Son dönemlerde hızla yaygınlaşan ve çoğu durumda bir kaçış eğilimine denk düşen "ultra-entemasyonalist" teoriler, henüz çok üstü kapalı biçimleriyle ortaya konulsalar da, yukarıdaki soru bakımından tartışılmayı hakediyorlar. Bugünkü durumun yüzeysel bir çözümlemesine dayanan ve dünya çapındaki haydutluk örneklerinin yarattığı dehşet etkisiyle de beslenen bu eğilim, şimdilik "global saldırıya global düzeyden yanıt verilebilir" gibi akıllıca ve masum görünen argümanların arkasına saklanıyor. Özünde, imkânsız bir durumu düşleyerek asli görevden uzaklaşmayı rasyonalize eden bu mantık şüphesiz kendisini doğrudan bir biçimde ortaya koymuyor; hiçbir yayın organında "bu iş artık olacaksa bütün dünyada olur" gibi açık ifadelere rastlanılmıyor. Ama genel bir "global protesto" övgüsü gitgide ortalığı kaplarken,(1) daha derinde bir yerde, özellikle günümüzdeki gerileme koşullan tarafından zihni sakatlanmış olan genç sempatizanların kağıda dökülmeyen dünyasında böyle bir "umutsuzluk" teorisi kendisine yer bulabiliyor.

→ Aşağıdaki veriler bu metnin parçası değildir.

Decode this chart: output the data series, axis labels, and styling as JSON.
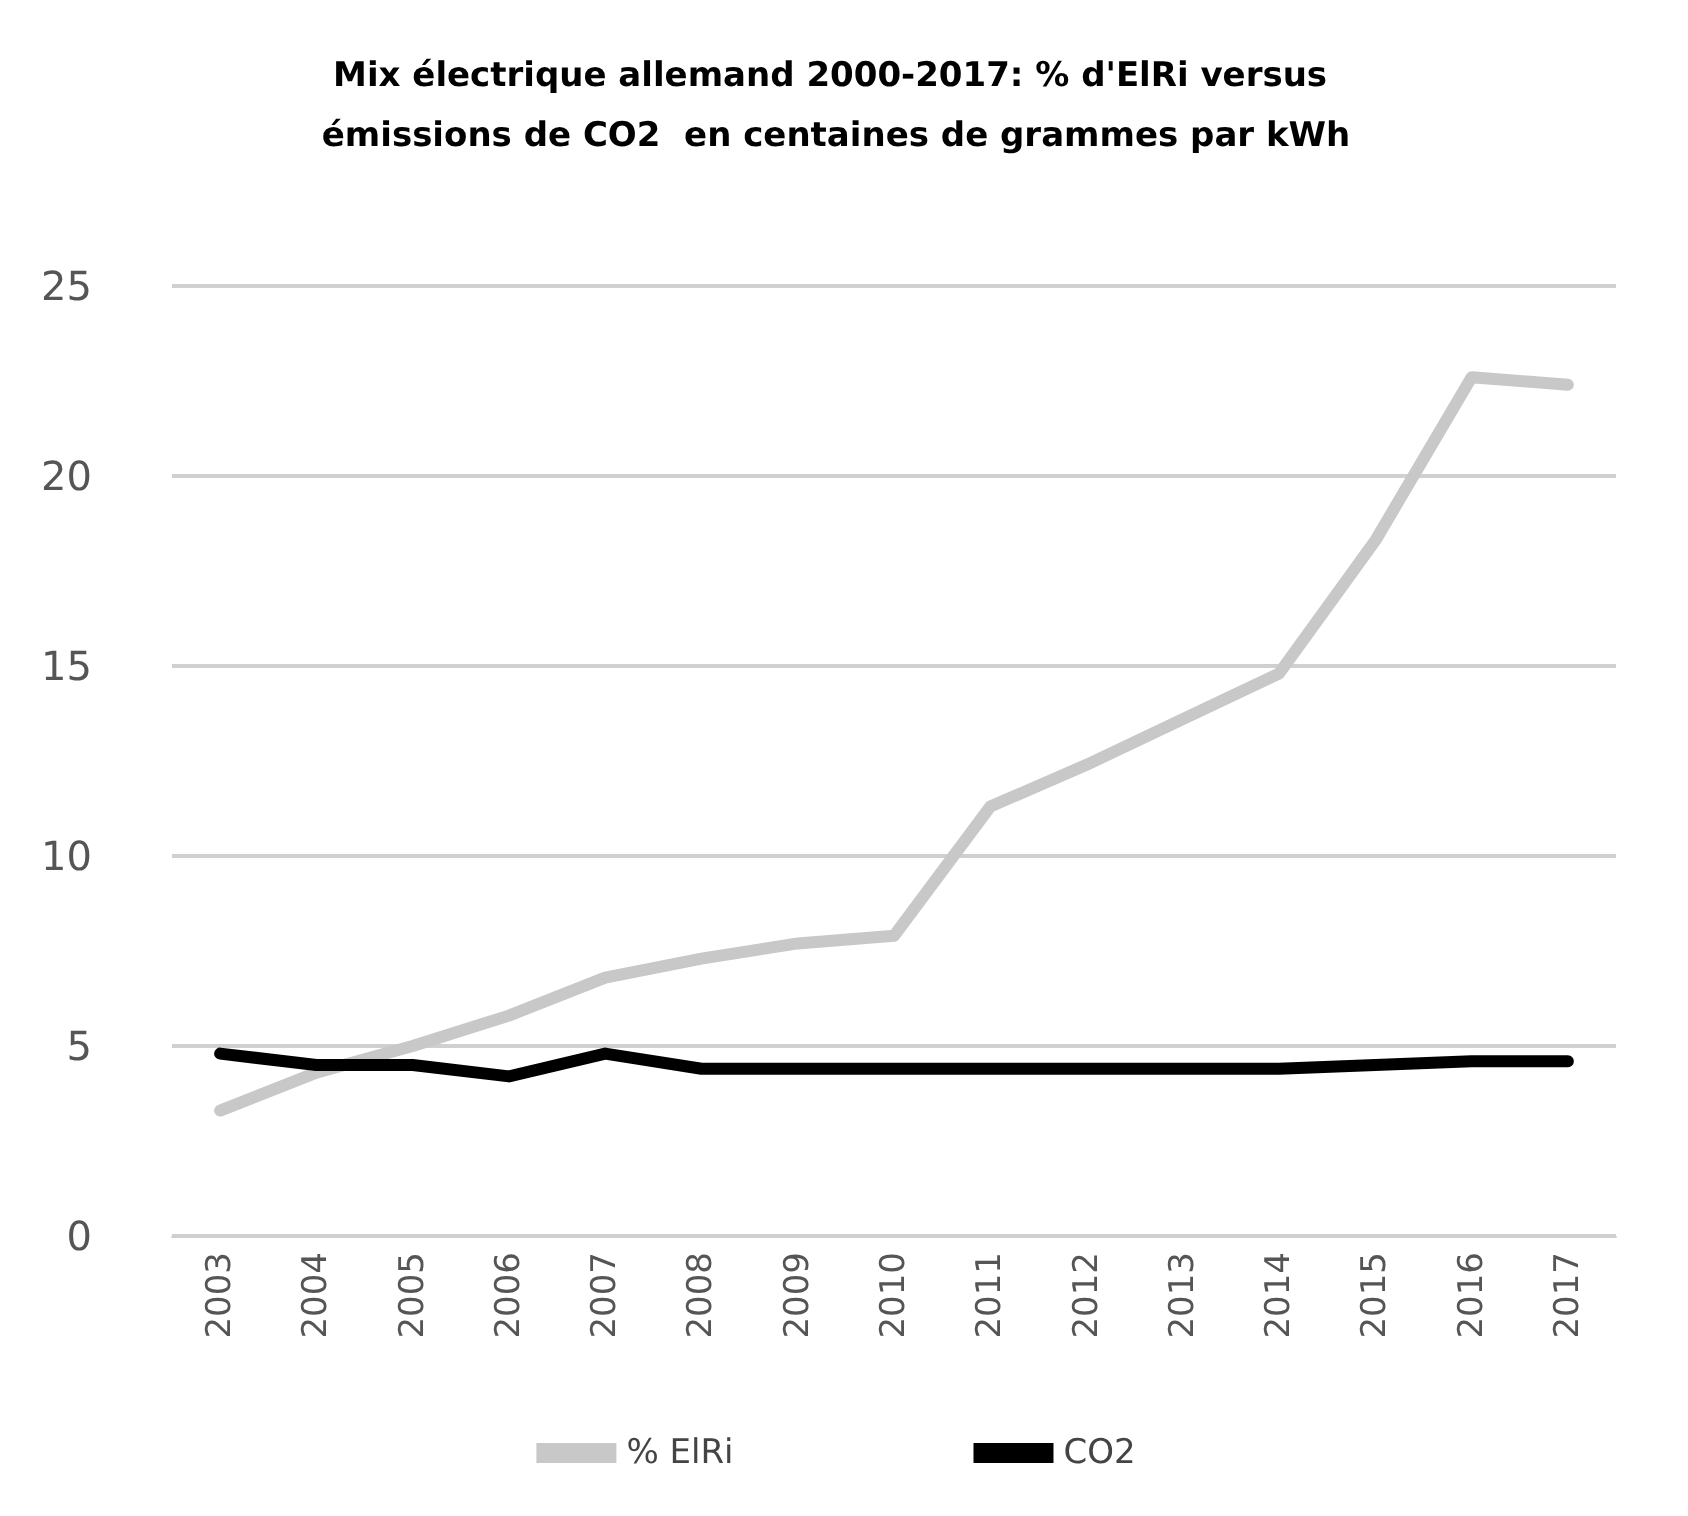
{
  "chart_data": {
    "type": "line",
    "title": "Mix électrique allemand 2000-2017: % d'ElRi versus émissions de CO2  en centaines de grammes par kWh",
    "categories": [
      "2003",
      "2004",
      "2005",
      "2006",
      "2007",
      "2008",
      "2009",
      "2010",
      "2011",
      "2012",
      "2013",
      "2014",
      "2015",
      "2016",
      "2017"
    ],
    "series": [
      {
        "name": "% ElRi",
        "color": "#c8c8c8",
        "values": [
          3.3,
          4.3,
          5.0,
          5.8,
          6.8,
          7.3,
          7.7,
          7.9,
          11.3,
          12.4,
          13.6,
          14.8,
          18.3,
          22.6,
          22.4
        ]
      },
      {
        "name": "CO2",
        "color": "#000000",
        "values": [
          4.8,
          4.5,
          4.5,
          4.2,
          4.8,
          4.4,
          4.4,
          4.4,
          4.4,
          4.4,
          4.4,
          4.4,
          4.5,
          4.6,
          4.6
        ]
      }
    ],
    "ylim": [
      0,
      25
    ],
    "yticks": [
      0,
      5,
      10,
      15,
      20,
      25
    ],
    "grid": "y",
    "legend": "bottom",
    "marker": "none",
    "line_style": "solid"
  }
}
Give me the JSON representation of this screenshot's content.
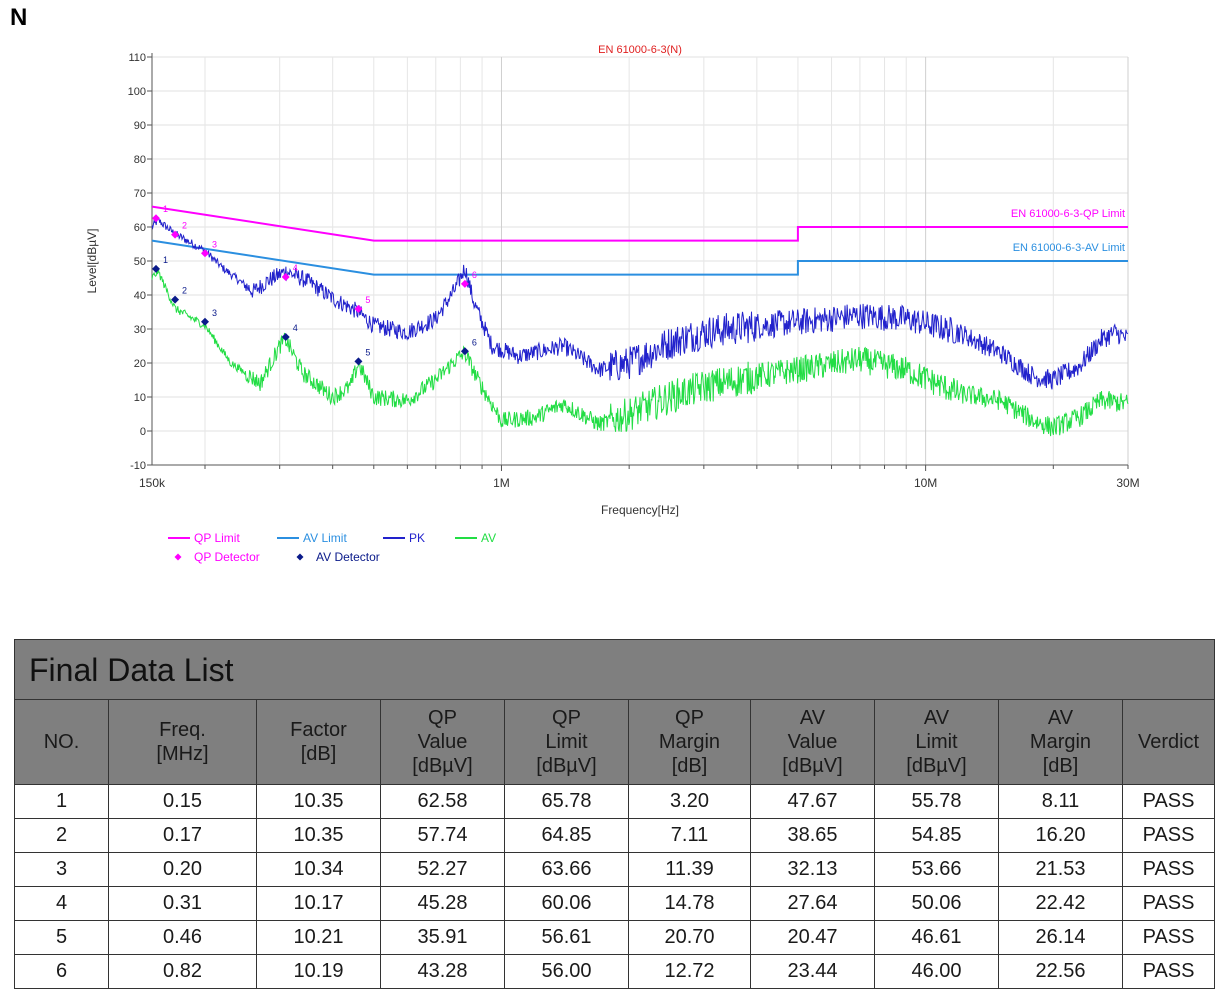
{
  "page_label": "N",
  "chart_data": {
    "type": "line",
    "title": "EN 61000-6-3(N)",
    "xlabel": "Frequency[Hz]",
    "ylabel": "Level[dBµV]",
    "xscale": "log",
    "xlim": [
      150000,
      30000000
    ],
    "ylim": [
      -10,
      110
    ],
    "yticks": [
      -10,
      0,
      10,
      20,
      30,
      40,
      50,
      60,
      70,
      80,
      90,
      100,
      110
    ],
    "xtick_labels": [
      {
        "value": 150000,
        "label": "150k"
      },
      {
        "value": 1000000,
        "label": "1M"
      },
      {
        "value": 10000000,
        "label": "10M"
      },
      {
        "value": 30000000,
        "label": "30M"
      }
    ],
    "grid": true,
    "legend_position": "bottom-left",
    "colors": {
      "qp": "#ff00ff",
      "av_limit": "#2b8fe0",
      "pk": "#2222cc",
      "av": "#22dd44",
      "title": "#e02020"
    },
    "series": [
      {
        "name": "QP Limit",
        "color": "#ff00ff",
        "label": "EN 61000-6-3-QP Limit",
        "points": [
          [
            150000,
            66
          ],
          [
            500000,
            56
          ],
          [
            5000000,
            56
          ],
          [
            5000000,
            60
          ],
          [
            30000000,
            60
          ]
        ]
      },
      {
        "name": "AV Limit",
        "color": "#2b8fe0",
        "label": "EN 61000-6-3-AV Limit",
        "points": [
          [
            150000,
            56
          ],
          [
            500000,
            46
          ],
          [
            5000000,
            46
          ],
          [
            5000000,
            50
          ],
          [
            30000000,
            50
          ]
        ]
      },
      {
        "name": "PK",
        "color": "#2222cc",
        "points": [
          [
            150000,
            60
          ],
          [
            155000,
            62
          ],
          [
            170000,
            58
          ],
          [
            200000,
            53
          ],
          [
            220000,
            48
          ],
          [
            260000,
            41
          ],
          [
            280000,
            44
          ],
          [
            310000,
            47
          ],
          [
            350000,
            44
          ],
          [
            400000,
            39
          ],
          [
            460000,
            35
          ],
          [
            500000,
            31
          ],
          [
            600000,
            29
          ],
          [
            700000,
            33
          ],
          [
            780000,
            42
          ],
          [
            820000,
            48
          ],
          [
            860000,
            38
          ],
          [
            950000,
            25
          ],
          [
            1100000,
            22
          ],
          [
            1400000,
            25
          ],
          [
            1700000,
            18
          ],
          [
            2000000,
            20
          ],
          [
            2500000,
            26
          ],
          [
            3000000,
            29
          ],
          [
            4000000,
            31
          ],
          [
            5000000,
            32
          ],
          [
            7000000,
            34
          ],
          [
            9000000,
            33
          ],
          [
            12000000,
            29
          ],
          [
            15000000,
            23
          ],
          [
            18000000,
            16
          ],
          [
            20000000,
            15
          ],
          [
            23000000,
            19
          ],
          [
            26000000,
            27
          ],
          [
            28000000,
            29
          ],
          [
            30000000,
            27
          ]
        ]
      },
      {
        "name": "AV",
        "color": "#22dd44",
        "points": [
          [
            150000,
            45
          ],
          [
            155000,
            47
          ],
          [
            170000,
            36
          ],
          [
            200000,
            31
          ],
          [
            230000,
            20
          ],
          [
            270000,
            14
          ],
          [
            300000,
            25
          ],
          [
            310000,
            27
          ],
          [
            340000,
            17
          ],
          [
            400000,
            10
          ],
          [
            440000,
            13
          ],
          [
            460000,
            20
          ],
          [
            500000,
            10
          ],
          [
            600000,
            9
          ],
          [
            700000,
            15
          ],
          [
            780000,
            21
          ],
          [
            820000,
            23
          ],
          [
            880000,
            15
          ],
          [
            1000000,
            3
          ],
          [
            1200000,
            4
          ],
          [
            1400000,
            8
          ],
          [
            1700000,
            2
          ],
          [
            2000000,
            5
          ],
          [
            2500000,
            10
          ],
          [
            3000000,
            13
          ],
          [
            4000000,
            16
          ],
          [
            5000000,
            18
          ],
          [
            7000000,
            21
          ],
          [
            9000000,
            18
          ],
          [
            12000000,
            11
          ],
          [
            15000000,
            9
          ],
          [
            18000000,
            3
          ],
          [
            20000000,
            1
          ],
          [
            23000000,
            4
          ],
          [
            26000000,
            9
          ],
          [
            30000000,
            8
          ]
        ]
      }
    ],
    "markers": {
      "qp_detector": {
        "name": "QP Detector",
        "color": "#ff00ff",
        "points": [
          [
            150000,
            62.58
          ],
          [
            170000,
            57.74
          ],
          [
            200000,
            52.27
          ],
          [
            310000,
            45.28
          ],
          [
            460000,
            35.91
          ],
          [
            820000,
            43.28
          ]
        ]
      },
      "av_detector": {
        "name": "AV Detector",
        "color": "#0a1a8a",
        "points": [
          [
            150000,
            47.67
          ],
          [
            170000,
            38.65
          ],
          [
            200000,
            32.13
          ],
          [
            310000,
            27.64
          ],
          [
            460000,
            20.47
          ],
          [
            820000,
            23.44
          ]
        ]
      }
    },
    "marker_labels": [
      "1",
      "2",
      "3",
      "4",
      "5",
      "6"
    ]
  },
  "table": {
    "title": "Final Data List",
    "headers": [
      [
        "NO."
      ],
      [
        "Freq.",
        "[MHz]"
      ],
      [
        "Factor",
        "[dB]"
      ],
      [
        "QP",
        "Value",
        "[dBµV]"
      ],
      [
        "QP",
        "Limit",
        "[dBµV]"
      ],
      [
        "QP",
        "Margin",
        "[dB]"
      ],
      [
        "AV",
        "Value",
        "[dBµV]"
      ],
      [
        "AV",
        "Limit",
        "[dBµV]"
      ],
      [
        "AV",
        "Margin",
        "[dB]"
      ],
      [
        "Verdict"
      ]
    ],
    "rows": [
      [
        "1",
        "0.15",
        "10.35",
        "62.58",
        "65.78",
        "3.20",
        "47.67",
        "55.78",
        "8.11",
        "PASS"
      ],
      [
        "2",
        "0.17",
        "10.35",
        "57.74",
        "64.85",
        "7.11",
        "38.65",
        "54.85",
        "16.20",
        "PASS"
      ],
      [
        "3",
        "0.20",
        "10.34",
        "52.27",
        "63.66",
        "11.39",
        "32.13",
        "53.66",
        "21.53",
        "PASS"
      ],
      [
        "4",
        "0.31",
        "10.17",
        "45.28",
        "60.06",
        "14.78",
        "27.64",
        "50.06",
        "22.42",
        "PASS"
      ],
      [
        "5",
        "0.46",
        "10.21",
        "35.91",
        "56.61",
        "20.70",
        "20.47",
        "46.61",
        "26.14",
        "PASS"
      ],
      [
        "6",
        "0.82",
        "10.19",
        "43.28",
        "56.00",
        "12.72",
        "23.44",
        "46.00",
        "22.56",
        "PASS"
      ]
    ]
  }
}
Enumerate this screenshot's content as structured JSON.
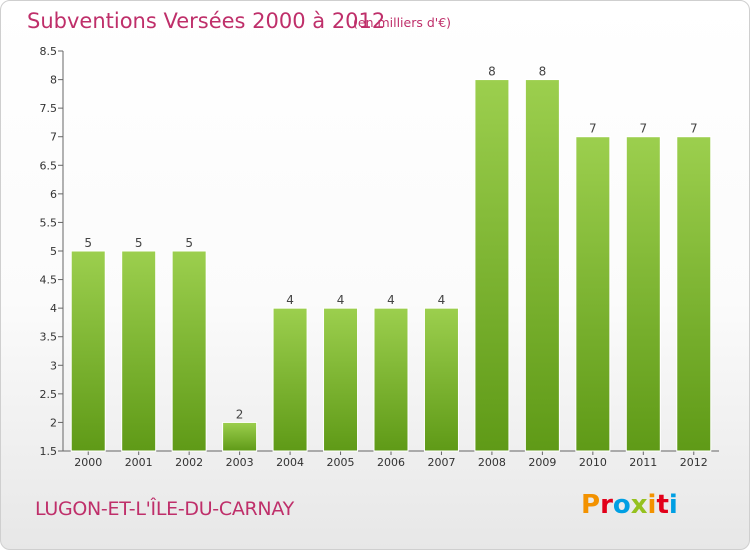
{
  "header": {
    "title": "Subventions Versées 2000 à 2012",
    "subtitle": "(en milliers d'€)"
  },
  "footer": {
    "commune": "LUGON-ET-L'ÎLE-DU-CARNAY",
    "logo_text": "Proxiti",
    "logo_colors": [
      "#f39200",
      "#e2001a",
      "#009fe3",
      "#95c11f",
      "#f39200",
      "#e2001a",
      "#009fe3"
    ]
  },
  "chart_data": {
    "type": "bar",
    "title": "Subventions Versées 2000 à 2012",
    "subtitle": "(en milliers d'€)",
    "xlabel": "",
    "ylabel": "",
    "categories": [
      "2000",
      "2001",
      "2002",
      "2003",
      "2004",
      "2005",
      "2006",
      "2007",
      "2008",
      "2009",
      "2010",
      "2011",
      "2012"
    ],
    "values": [
      5,
      5,
      5,
      2,
      4,
      4,
      4,
      4,
      8,
      8,
      7,
      7,
      7
    ],
    "data_labels": [
      "5",
      "5",
      "5",
      "2",
      "4",
      "4",
      "4",
      "4",
      "8",
      "8",
      "7",
      "7",
      "7"
    ],
    "ylim": [
      1.5,
      8.5
    ],
    "yticks": [
      1.5,
      2,
      2.5,
      3,
      3.5,
      4,
      4.5,
      5,
      5.5,
      6,
      6.5,
      7,
      7.5,
      8,
      8.5
    ],
    "ytick_labels": [
      "1.5",
      "2",
      "2.5",
      "3",
      "3.5",
      "4",
      "4.5",
      "5",
      "5.5",
      "6",
      "6.5",
      "7",
      "7.5",
      "8",
      "8.5"
    ],
    "grid": false,
    "bar_color_top": "#9ccf4e",
    "bar_color_bottom": "#5f9a17"
  }
}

Bir devrimin gerçekte nasıl bir şey olduğu konusunda hiç düşünmemiş olan, toplumsal süreç sanki bir bilgisayar oyunuymuş gibi bütün teorik çözümlemelerini sanal/kurgusal ortamda yapan kesimlerde 90'lı yıllarda gelişen "Ekim'de iktidar alınmalı mıydı, alınsa da korunmalı mıydı" gibi ahmakça tartışmalar belki bugün yeniden hatırlanabilir. Herhangi bir somut anda iktidarın alınmasıyla, reel koşullar altında bu iktidarın atabileceği adımların sınırlılığı arasındaki gerilimin, her sosyalist devrimin kaçınılmaz sorunsalı olduğunu ve bu olgunun "iktidarsızlık" için bir kanıt oluşturmadığını bize unutturmaya çalışan bu liberal soldan geçmişte az çekmedik doğrusu. Bu yutturmacanın bugüne taşınan yanları da şüphesiz vardır. Ama herhalde bugün karşı karşıya olduğumuz şey, artık daha ciddi sıkıntılara yol açmaktadır; aynı gün aynı kanalda emperyalizmin bir Afrika ülkesindeki muhalefeti boğması haberiyle Washington'daki IMF karşıtı gösteri haberini ardarda izleyen yeni kuşak devrimcimizin kafasında oluşan tablo, sıradan bir ukalalıktan daha önemlidir. Çünkü böyle bir durumda söz konusu olan şey, artık bir meyhane muhabbeti değil, genç bir devrimcinin bocalaması olmaktadır ve bu yüzden önemlidir. Güç gösterisi yapan emperyalist sistem, böylece dünyanın herhangi bir köşesindeki sıradan insanları etkilediği kadar devrimci sempatizanları da etkilemekte ve "tek tek ülkelerdeki devrimci girişimlerin şansı olup olmadığı" konusunda ciddi kuşkular yaratmakta, aynı sürece denk düşen "global anti-kapitalist protestolar" ise "acaba böyle bir yoldan mı yürünmeli" sorusunu doğurmaktadır. Böylece çok önemli bir teorik/pratik ayrım zihinlerde bulanıklaşmakta, uluslararası protestoların küçümsenemez önemi ile "devrim" dediğimiz şey birbirine kanştırılabilmektedir.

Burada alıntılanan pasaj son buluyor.